Occasionally the fog of the daily routine lifts and I take account of what I’ve been doing in the larger context of time.
Going through the lists I keep for completed paintings I noticed recently that I’d completed over a hundred paintings in the photorealist style. It seems almost unbelievable to me, given how slow my process is.
(music: Sitting Still Moving Still Staring Outlooking- His Name is Alive)
I can mark the beginning of my photorealist period accurately as I started doing them over the course of one weekend in 1993 after reaching the end of my patience with my former painting methods. It was a difficult decision making orphans of the paintings I’d spent the previous decade creating.
Projecting a photo, drawing it and painting it was the most fun I’d had in a long while and I loved the results. The process seemed miraculously transformative. I felt an objective detachment from the work for which I’d been unconsciously yearning.

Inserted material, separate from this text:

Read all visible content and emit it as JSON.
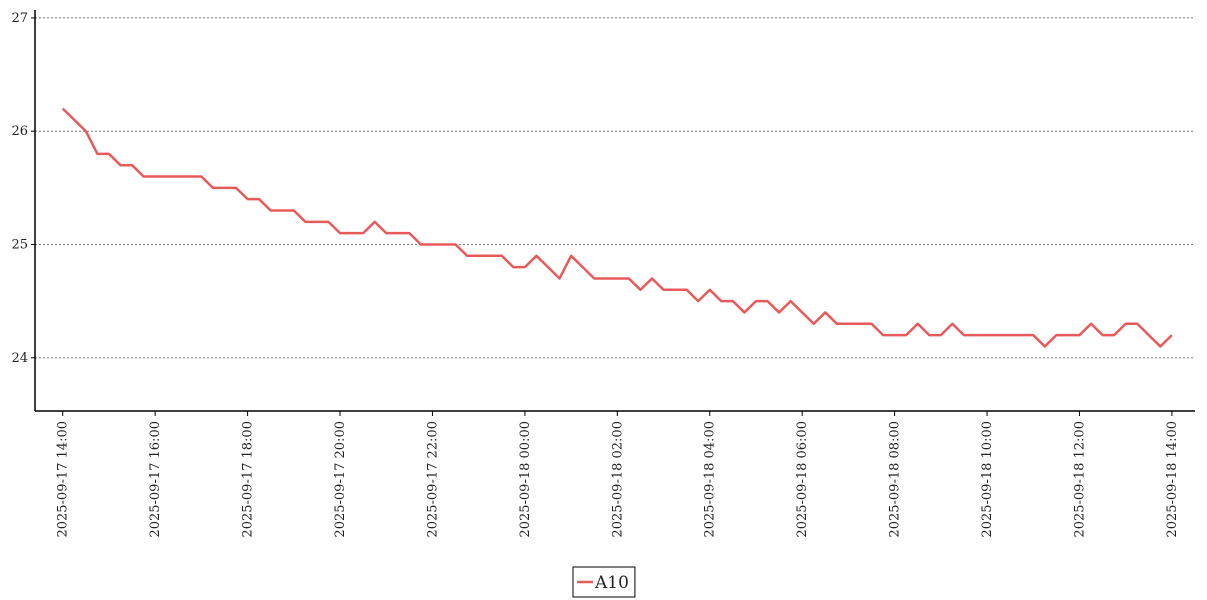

The paintings in the video are presented in chronological order and without edits. Every painting I produced from 1993 to 2007 is represented. I find it interesting, in the video, that whenever I seem to be on an identifiable path I veer off into the woods unexpectedly for a painting or two.
I’d like to some day chronicle, year by year, the trials of my life as they related to the paintings I made, tying the two together in a psychologically informative way.
I still own almost a third of the paintings I produced in that period. Early sign paintings, the odd dud and the anomalies like ‘Manitoba Landscape’ and ‘Bride and Groom’. I jokingly refer to these as my ‘retirement fund’ but I’m not entirely convinced the assets will be worth anything when the day comes.
It’s taken a long time to figure out what and why I’m painting but I think I’m finally on to something.
Given that my paintings take longer to paint now than they did sixteen years ago I figure number two hundred should come around in about twenty years.